Les éléments à prendre en considération : la délimitation de la zone de chalandise d’un équipement commercial, objet d’une demande d’autorisation d’exploitation commerciale, est une donnée essentielle de l’instruction de cette demande. En effet, la mise en oeuvre de plusieurs des critères auxquels doivent se référer les commissions d’équipement commercial pour statuer dépend de la détermination de la zone de chalandise. Ainsi les CDEC doivent, en application de l’article L 720-3 du code de commerce, se prononcer notamment en prenant en considération :
– l’offre et la demande globales pour chaque secteur d’activité dans la zone de chalandise
concernée ;
– la densité d’équipement en moyennes et grandes surfaces dans cette zone ;
– l’effet potentiel du projet sur l’appareil commercial et artisanal de cette zone et des agglomérations concernées, ainsi que sur l’équilibre souhaitable entre les différentes formes de commerce. »

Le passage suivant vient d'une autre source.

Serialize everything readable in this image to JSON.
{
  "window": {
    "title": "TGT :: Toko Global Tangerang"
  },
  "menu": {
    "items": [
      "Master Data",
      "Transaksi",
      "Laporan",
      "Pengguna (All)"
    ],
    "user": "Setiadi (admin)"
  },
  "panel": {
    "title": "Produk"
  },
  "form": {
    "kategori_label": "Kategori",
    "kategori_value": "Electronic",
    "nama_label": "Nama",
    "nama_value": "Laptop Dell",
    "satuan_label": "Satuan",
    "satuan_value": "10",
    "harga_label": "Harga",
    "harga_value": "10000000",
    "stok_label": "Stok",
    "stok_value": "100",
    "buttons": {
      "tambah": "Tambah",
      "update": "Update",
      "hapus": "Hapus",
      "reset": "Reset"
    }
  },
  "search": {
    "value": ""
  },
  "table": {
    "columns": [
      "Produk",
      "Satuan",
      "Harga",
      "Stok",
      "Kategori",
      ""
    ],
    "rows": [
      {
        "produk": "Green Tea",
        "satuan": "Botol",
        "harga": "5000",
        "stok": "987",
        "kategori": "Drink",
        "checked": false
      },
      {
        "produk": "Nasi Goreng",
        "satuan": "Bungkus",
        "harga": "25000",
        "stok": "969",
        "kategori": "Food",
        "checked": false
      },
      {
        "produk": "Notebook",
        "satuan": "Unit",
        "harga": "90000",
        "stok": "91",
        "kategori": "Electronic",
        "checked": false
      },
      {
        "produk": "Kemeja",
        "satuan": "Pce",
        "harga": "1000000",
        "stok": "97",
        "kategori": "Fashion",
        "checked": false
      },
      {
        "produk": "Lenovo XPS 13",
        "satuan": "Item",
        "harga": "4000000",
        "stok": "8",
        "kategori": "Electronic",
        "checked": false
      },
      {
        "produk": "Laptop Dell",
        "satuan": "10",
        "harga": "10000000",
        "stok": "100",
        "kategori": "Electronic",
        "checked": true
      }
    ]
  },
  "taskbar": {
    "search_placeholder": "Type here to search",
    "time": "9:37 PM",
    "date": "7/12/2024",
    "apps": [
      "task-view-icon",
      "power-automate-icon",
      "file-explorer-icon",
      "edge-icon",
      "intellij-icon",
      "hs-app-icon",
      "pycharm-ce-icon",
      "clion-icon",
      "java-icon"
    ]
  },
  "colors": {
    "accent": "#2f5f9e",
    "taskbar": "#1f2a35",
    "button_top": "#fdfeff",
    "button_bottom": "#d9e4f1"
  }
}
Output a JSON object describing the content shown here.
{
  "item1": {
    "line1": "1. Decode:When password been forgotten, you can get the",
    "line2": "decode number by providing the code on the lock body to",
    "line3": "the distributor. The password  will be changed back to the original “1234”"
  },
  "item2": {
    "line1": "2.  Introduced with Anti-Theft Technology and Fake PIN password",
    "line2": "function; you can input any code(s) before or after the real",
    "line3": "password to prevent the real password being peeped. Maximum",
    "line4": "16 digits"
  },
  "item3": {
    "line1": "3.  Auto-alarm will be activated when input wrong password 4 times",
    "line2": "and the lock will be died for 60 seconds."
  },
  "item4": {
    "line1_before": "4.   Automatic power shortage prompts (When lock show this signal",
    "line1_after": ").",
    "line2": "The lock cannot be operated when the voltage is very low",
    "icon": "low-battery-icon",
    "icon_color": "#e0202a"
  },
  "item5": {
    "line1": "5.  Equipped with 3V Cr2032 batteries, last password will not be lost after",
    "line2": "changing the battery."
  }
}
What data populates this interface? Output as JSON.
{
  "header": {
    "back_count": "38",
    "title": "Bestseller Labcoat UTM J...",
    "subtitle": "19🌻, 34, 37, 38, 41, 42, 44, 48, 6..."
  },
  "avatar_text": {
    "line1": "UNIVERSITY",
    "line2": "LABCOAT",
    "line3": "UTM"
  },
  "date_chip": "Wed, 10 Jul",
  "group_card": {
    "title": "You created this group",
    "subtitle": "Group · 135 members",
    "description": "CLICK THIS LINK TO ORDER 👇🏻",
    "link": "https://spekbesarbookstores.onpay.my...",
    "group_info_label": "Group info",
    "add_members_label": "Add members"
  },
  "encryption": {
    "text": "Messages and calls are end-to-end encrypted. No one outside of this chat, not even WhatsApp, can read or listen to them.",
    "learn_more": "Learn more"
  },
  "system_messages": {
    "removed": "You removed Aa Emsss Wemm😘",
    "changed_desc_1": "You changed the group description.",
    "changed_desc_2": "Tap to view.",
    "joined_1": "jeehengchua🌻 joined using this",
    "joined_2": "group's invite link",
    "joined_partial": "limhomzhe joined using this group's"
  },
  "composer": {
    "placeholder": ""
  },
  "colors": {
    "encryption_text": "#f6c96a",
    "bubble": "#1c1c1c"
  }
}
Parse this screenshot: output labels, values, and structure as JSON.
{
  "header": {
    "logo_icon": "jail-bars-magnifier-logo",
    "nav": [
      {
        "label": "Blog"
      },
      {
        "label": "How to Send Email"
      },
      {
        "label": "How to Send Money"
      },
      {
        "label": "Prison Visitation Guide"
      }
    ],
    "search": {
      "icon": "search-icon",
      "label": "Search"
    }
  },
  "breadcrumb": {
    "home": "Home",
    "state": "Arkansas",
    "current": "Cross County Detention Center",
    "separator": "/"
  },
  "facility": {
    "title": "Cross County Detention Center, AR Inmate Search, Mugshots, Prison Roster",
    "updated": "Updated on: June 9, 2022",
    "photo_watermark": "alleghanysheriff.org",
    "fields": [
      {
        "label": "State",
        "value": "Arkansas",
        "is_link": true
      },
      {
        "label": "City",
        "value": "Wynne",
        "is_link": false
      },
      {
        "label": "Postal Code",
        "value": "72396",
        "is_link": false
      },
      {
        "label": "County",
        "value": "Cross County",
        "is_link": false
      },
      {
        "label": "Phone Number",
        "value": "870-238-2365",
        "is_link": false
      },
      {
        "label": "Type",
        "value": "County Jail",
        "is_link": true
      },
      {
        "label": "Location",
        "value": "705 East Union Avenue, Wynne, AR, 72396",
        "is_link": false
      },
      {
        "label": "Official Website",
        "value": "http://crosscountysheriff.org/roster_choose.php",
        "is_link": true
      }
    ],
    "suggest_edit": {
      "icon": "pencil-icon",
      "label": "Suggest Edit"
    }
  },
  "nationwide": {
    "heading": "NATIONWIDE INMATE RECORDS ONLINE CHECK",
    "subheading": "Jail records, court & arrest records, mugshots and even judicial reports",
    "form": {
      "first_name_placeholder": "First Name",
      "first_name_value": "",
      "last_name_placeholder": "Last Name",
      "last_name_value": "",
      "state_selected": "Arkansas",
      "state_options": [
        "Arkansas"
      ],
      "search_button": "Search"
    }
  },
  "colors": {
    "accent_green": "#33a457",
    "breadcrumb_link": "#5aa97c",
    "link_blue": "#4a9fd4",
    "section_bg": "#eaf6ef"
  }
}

Selon les professionnels du secteur de la distribution, la zone de chalandise d’un magasin de commerce de détail représente, dans une étude de marché, l’aire géographique où résident 80 à 90% de la clientèle potentielle de l’établissement commercial. La délimitation de la zone de chalandise est alors fonction de la nature et de la taille du magasin envisagé, des temps d’accès en automobile, de la présence d’éventuelles barrières géographiques ou psychologiques, de la localisation et du pouvoir d’attraction des équipements commerciaux concurrents ainsi que de la localisation des magasins exploités sous la même enseigne que celle de l’établissement concerné.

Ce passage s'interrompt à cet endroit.